Douthat’s conclusion is similarly muddled: “Biden got elected, in part, by casting himself as a transitional figure, a bridge to a more youthful and optimistic future. Now he needs some general belief in that brighter future to help carry him to re-election. But wherever Americans might find such optimism, we are probably well past the point that a decrepit-seeming president can hope to generate it himself.”

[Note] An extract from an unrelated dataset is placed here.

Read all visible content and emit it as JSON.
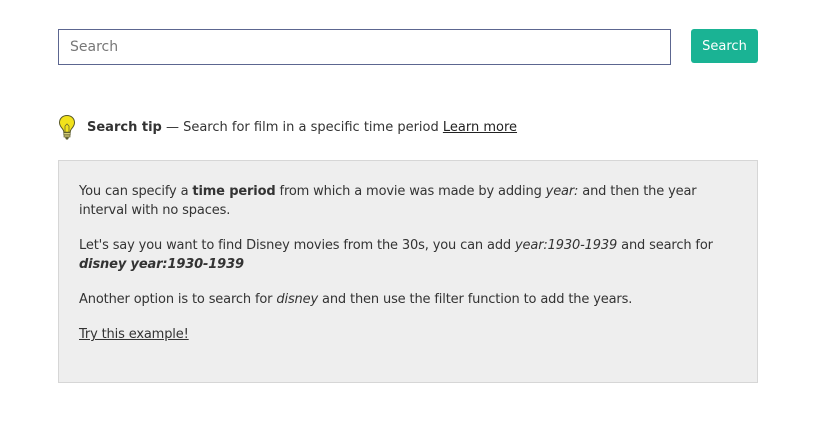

I don’t recall in 2020 Biden claiming he was “transitional” or a “bridge to a more youthful and optimistic future.” Biden was “decrepit” three years ago, and likely it was only because he wasn’t forced to campaign daily because of Covid—when his gaffes, some so monumental that even the largely Democratic media would have to report them—that he was able to defeat Trump. This is no brief for Trump, who at 77, is on another planet entirely, thoroughly out of his narcissistic and mean mind, even if he can usually form complete sentences.
In a different, and more sensible, dimension the DNC and RNC would put a halt to a Biden-Trump repeat, and use their power to give Americans a choice between, say Democrats Jared Polis or Gretchen Whitmer (if Michelle can’t be persuaded to run) and Republicans Glenn Youngkin and John Sununu. Drafted at their respective conventions, old-school style. I harbor no illusions this will come to pass—even if a reasonably aware 12-year-old understands that Biden and Trump are unfit for office—mostly because common sense is now passe.